Parenting is hardly an exact science. In fact, it is really the biggest conceivable game of roulette because virtually every decision a parent makes is fraught with uncertainty. The outcome is often unpredictable and we frequently don’t learn the consequences of our choices for many years.
I haven’t written much about the changes that have taken place in my life over the course of the past several months, although all of my friends and many of my colleagues are aware that I bought another home. And that I am living in it with my two sons, but not with my husband. He continues residing, along with our two dogs, Buddy and Sophie, in the home my parents built and in which I was raised.

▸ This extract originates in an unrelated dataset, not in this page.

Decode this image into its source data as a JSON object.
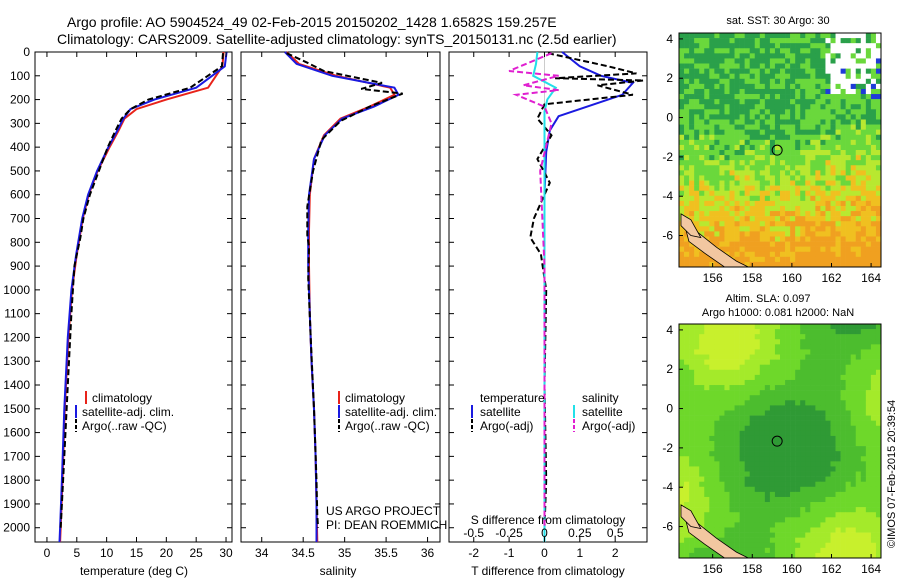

The change came quickly — I began shopping for a home in June and purchased my current residence in July after it had been on the market just two days. I knew immediately that it was the home I wanted to buy. We moved on Labor Day weekend and have spent the past two months getting settled in.
The change came after many years of dreaming and planning, however.
And that is my confession: I thought I was doing the right thing for my children by continuing to reside with their father. I now realize that I was wrong. I should have taken them with me and established a new home for the three of us many years ago. If I had done so, they would not have had to endure some of the challenges and disappointments that they have experienced. But I felt that I was putting their needs ahead of my own by remaining in the marriage.
I now know that my children were victims of my good intentions. All of the choices I have made since the moment I learned I was carrying each of them have been choices made in their favor, on their behalf, with their very best interests at the forefront of my deliberative process. But they would have been better off had I chosen to be happy myself. I have now seen that much of their happiness flows from my own.
There are as many reasons why marriages do not last as there are marriages, and I have no plan to chronicle private details about the 24 years I spent with their father. What I will say is this: I believe that not everyone is meant to be or should be married, but many of us grew up believing that marriage and children were our inevitable destiny. I do not believe that marriage is conducive to my personality and habits. As I told one friend, “I don’t play well with others when it comes to my house and the way I want it maintained.” I am a very fastidious, orderly, organized person. I can’t stand clutter or chaos. I could never again cohabit with someone who is not as adamant about cleanliness as I am.
I would never presume to speak for or on behalf of BigBob. But I am happier than I have been in . . . oh, about 24 years. My boys tell me that they are much happier now and they certainly appear to be. They are flourishing in their new home with me, while maintaining, on their own terms, their relationships with their father. They bring Sophie over to our new home for what I refer to as “custodial visits,” and see Buddy when they go back to my other house where they still have their rooms.
I don’t believe in regret, so this will likely be the only “confessional” I will write. As time passes, the twinges of guilt are less frequent. The “V-8 moments” when I recall an incident or situation and know now what I didn’t know then, i.e., that it would have been an ideal time to move, are gradually becoming less intrusive and painful. My boys are confident in the fact that both of their parents love them unconditionally, but are flawed beings lacking prescience. And I am confident that all three of us are doing just fine — and will continue to thrive.